JAIPUR: Dua tersangka telah ditangkap sehubungan dengan pembunuhan seorang pria Muslim di kota Bhilwara Rajasthan, kata polisi pada hari Jumat, menambahkan bahwa situasinya terkendali.

Internet dimatikan selama 48 jam di Bhilwara setelah Ibrahim Pathan (34) ditembak mati dan saudaranya, Qamaruddin (22), terluka oleh empat orang pengendara sepeda yang mengepung mereka di persimpangan Badla pada Jumat sore.

Penyelidikan awal mengungkapkan bahwa keduanya ditembak untuk membalas pembunuhan Adarsh ​​​​​​Tapadia, putra seorang pengusaha lokal berusia 20 tahun yang ditikam hingga tewas enam bulan lalu karena perselisihan mengenai transaksi uang.

Inspektur Polisi Bhilwara Adarsh ​​​​Sidhu mengatakan dua tersangka utama pembunuhan hari Kamis telah ditangkap.

Situasi damai di kota, lebih dari 220 km selatan Jaipur.

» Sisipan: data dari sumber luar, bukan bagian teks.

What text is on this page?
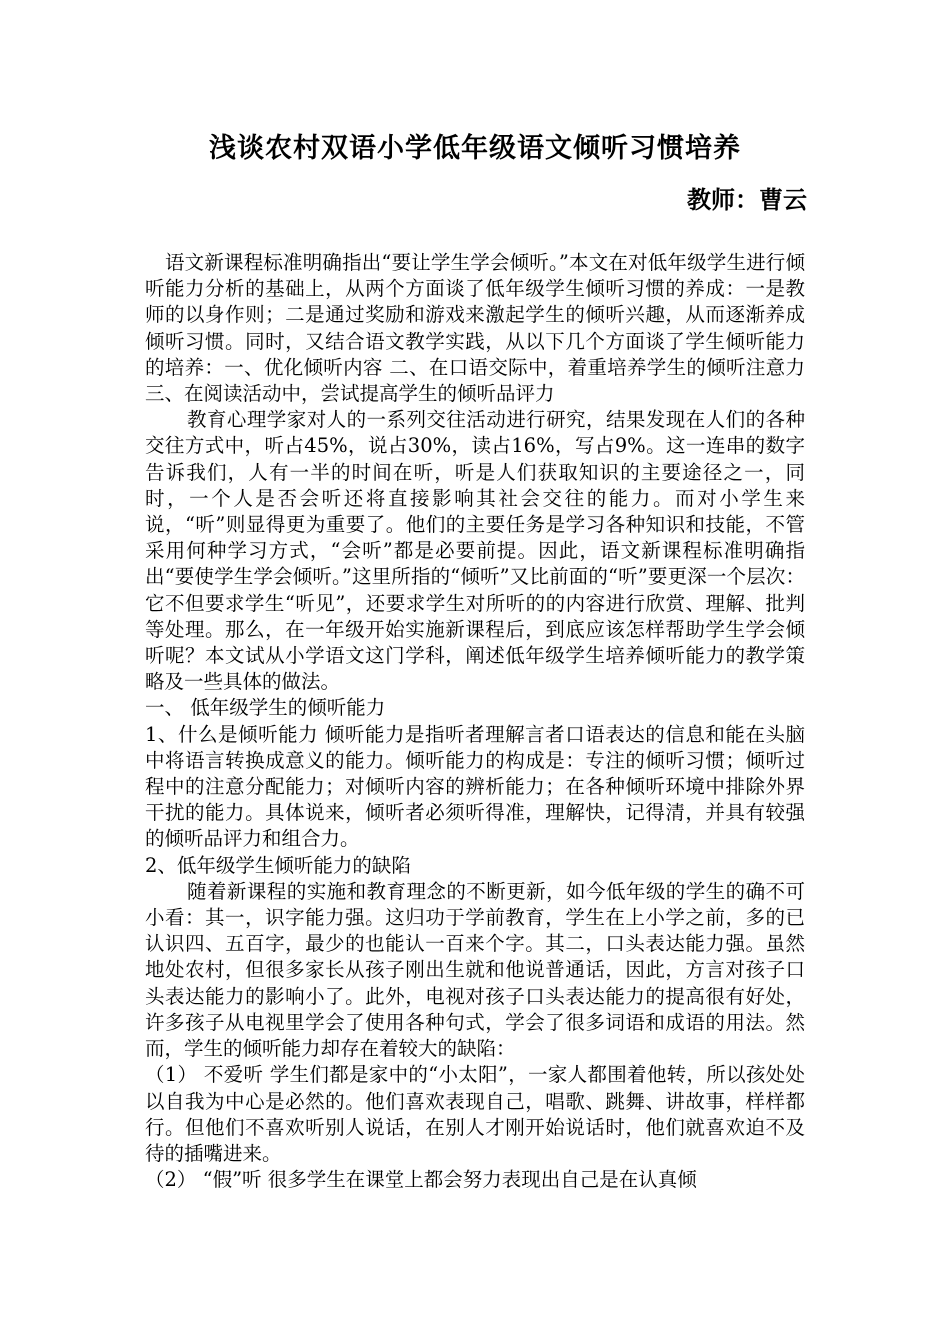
浅谈农村双语小学低年级语文倾听习惯培养

教师：曹云

语文新课程标准明确指出“要让学生学会倾听。”本文在对低年级学生进行倾听能力分析的基础上，从两个方面谈了低年级学生倾听习惯的养成：一是教师的以身作则；二是通过奖励和游戏来激起学生的倾听兴趣，从而逐渐养成倾听习惯。同时，又结合语文教学实践，从以下几个方面谈了学生倾听能力的培养：一、优化倾听内容 二、在口语交际中，着重培养学生的倾听注意力三、在阅读活动中，尝试提高学生的倾听品评力

教育心理学家对人的一系列交往活动进行研究，结果发现在人们的各种交往方式中，听占45%，说占30%，读占16%，写占9%。这一连串的数字告诉我们，人有一半的时间在听，听是人们获取知识的主要途径之一，同时，一个人是否会听还将直接影响其社会交往的能力。而对小学生来说，“听”则显得更为重要了。他们的主要任务是学习各种知识和技能，不管采用何种学习方式，“会听”都是必要前提。因此，语文新课程标准明确指出“要使学生学会倾听。”这里所指的“倾听”又比前面的“听”要更深一个层次：它不但要求学生“听见”，还要求学生对所听的的内容进行欣赏、理解、批判等处理。那么，在一年级开始实施新课程后，到底应该怎样帮助学生学会倾听呢？本文试从小学语文这门学科，阐述低年级学生培养倾听能力的教学策略及一些具体的做法。

一、 低年级学生的倾听能力

1、什么是倾听能力 倾听能力是指听者理解言者口语表达的信息和能在头脑中将语言转换成意义的能力。倾听能力的构成是：专注的倾听习惯；倾听过程中的注意分配能力；对倾听内容的辨析能力；在各种倾听环境中排除外界干扰的能力。具体说来，倾听者必须听得准，理解快，记得清，并具有较强的倾听品评力和组合力。

2、低年级学生倾听能力的缺陷

随着新课程的实施和教育理念的不断更新，如今低年级的学生的确不可小看：其一，识字能力强。这归功于学前教育，学生在上小学之前，多的已认识四、五百字，最少的也能认一百来个字。其二，口头表达能力强。虽然地处农村，但很多家长从孩子刚出生就和他说普通话，因此，方言对孩子口头表达能力的影响小了。此外，电视对孩子口头表达能力的提高很有好处，许多孩子从电视里学会了使用各种句式，学会了很多词语和成语的用法。然而，学生的倾听能力却存在着较大的缺陷：

（1） 不爱听 学生们都是家中的“小太阳”，一家人都围着他转，所以孩处处以自我为中心是必然的。他们喜欢表现自己，唱歌、跳舞、讲故事，样样都行。但他们不喜欢听别人说话，在别人才刚开始说话时，他们就喜欢迫不及待的插嘴进来。

（2） “假”听 很多学生在课堂上都会努力表现出自己是在认真倾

BACA JUGA: Internet dimatikan di Bhilwara Rajasthan setelah seorang pria Muslim ditembak mati

Inspektur Jenderal Polisi Rupinder Singh dan pejabat tinggi lainnya memantau situasi dengan cermat, menurut sebuah pernyataan.

Kerabat para korban dan pendukung mereka merusak rumah sakit tempat Pathan meninggal karena luka-lukanya selama perawatan. Saudara laki-lakinya yang terluka dirujuk ke Udaipur untuk perawatan, kata polisi.

Pasukan polisi telah dikerahkan di berbagai tempat di kota, termasuk Penyeberangan Mahatma Gandhi, Badla Chauraha, Bhimganj dan CT Kotwali, tambahnya.

Setelah pembunuhan Tapadia pada bulan Mei, Bhilwara diliputi ketakutan akan kekerasan komunal, bahkan ketika polisi menangkap tiga anak di bawah umur dan setengah lusin orang lainnya.

Atas permintaan organisasi Hindu, kota itu ditutup.